Thursday, December 25, 2008

2009 marks anniversaries for Jessamyn West

Christmas is an appropriate time to put off reporting on the increasingly acrimonious nature of local politics and take note of two upcoming anniversaries involving Yorba Linda’s best-known literary figure, Jessamyn West.

First, 2009 marks the 100th anniversary of West’s age 7 arrival in California from her native Indiana and her father’s purchase of land north of Yorba Linda Boulevard near Club Terrace Drive to plant a lemon grove.

Second, next year is the 25th anniversary of West’s death, after a 40-year writing career that included novels, short stories, screenplays, essays, memoirs, poetry and an operetta.

Her most famous work, of course, was her first, the short story collection “The Friendly Persuasion,” about the Quaker Birdwell family in Indiana, published in 1945. She also wrote the 1956 Academy Award-nominated film version starring Gary Cooper as Jess.

West began writing the stories during a 14-year recovery from tuberculosis contracted in 1931. By then she had graduated from grammar school in Yorba Linda, high school and junior college in Fullerton, Whittier College and studied at Oxford University in England.

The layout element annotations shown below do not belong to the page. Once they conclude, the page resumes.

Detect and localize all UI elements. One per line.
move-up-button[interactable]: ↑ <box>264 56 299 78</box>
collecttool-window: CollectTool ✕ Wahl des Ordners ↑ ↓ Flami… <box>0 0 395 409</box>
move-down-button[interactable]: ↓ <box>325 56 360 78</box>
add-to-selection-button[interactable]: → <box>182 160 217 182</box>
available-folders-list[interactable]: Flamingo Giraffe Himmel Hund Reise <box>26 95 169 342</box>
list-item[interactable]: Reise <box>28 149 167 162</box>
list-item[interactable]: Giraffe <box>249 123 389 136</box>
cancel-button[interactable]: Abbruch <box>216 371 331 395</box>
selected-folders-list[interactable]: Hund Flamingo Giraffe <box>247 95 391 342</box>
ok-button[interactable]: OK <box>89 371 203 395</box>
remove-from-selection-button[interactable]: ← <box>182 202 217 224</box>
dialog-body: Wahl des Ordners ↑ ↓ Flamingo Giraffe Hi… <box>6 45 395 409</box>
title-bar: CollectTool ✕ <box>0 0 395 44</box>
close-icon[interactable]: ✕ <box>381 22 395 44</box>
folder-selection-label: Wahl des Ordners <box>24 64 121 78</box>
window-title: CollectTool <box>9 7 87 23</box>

In a 1979 letter to this newspaper, West noted, “The first writing for which I was paid was done for the Yorba Linda Star.” She sold ads and wrote “Social Notes” in 1922-3 before marrying Harry McPherson at the Friends Church and moving to Hemet, where she taught school and helped her husband tend an apricot orchard.

While in Yorba Linda, West participated in Camp Fire Girls, frequently visited a new “broom-closet” library room and played with her cousin Richard Nixon near the water canal adjacent to his birthplace (both mothers were Milhouses).

Her youth and adolescence in Yorba Linda provided some of the background for stories in 1953’s “Cress Delahanty,” about the title character’s experiences from 12 to 16. The 1961 novel “South of the Angels” was set in a Yorba Linda-like area in the 1920s.

Eventually, West settled in Napa, where her husband was a school superintendent. Her parents—father Eldo headed the Yorba Linda Water Company—lived in several Yorba Linda residences (some still standing, some not) and later moved to Whittier.

A few months before West’s death, she was scheduled to attend a Yorba Linda Heritage Museum program and the 70th anniversary of the Yorba Linda Public Library, but illness prevented her from visiting the facility she loved.

West’s long association with the local library ran from the inaugural 1913 year, when the inventory totaled 50 donated books and a checkout card cost $1, to nearly 1985, when the city took over the special district founded in 1914.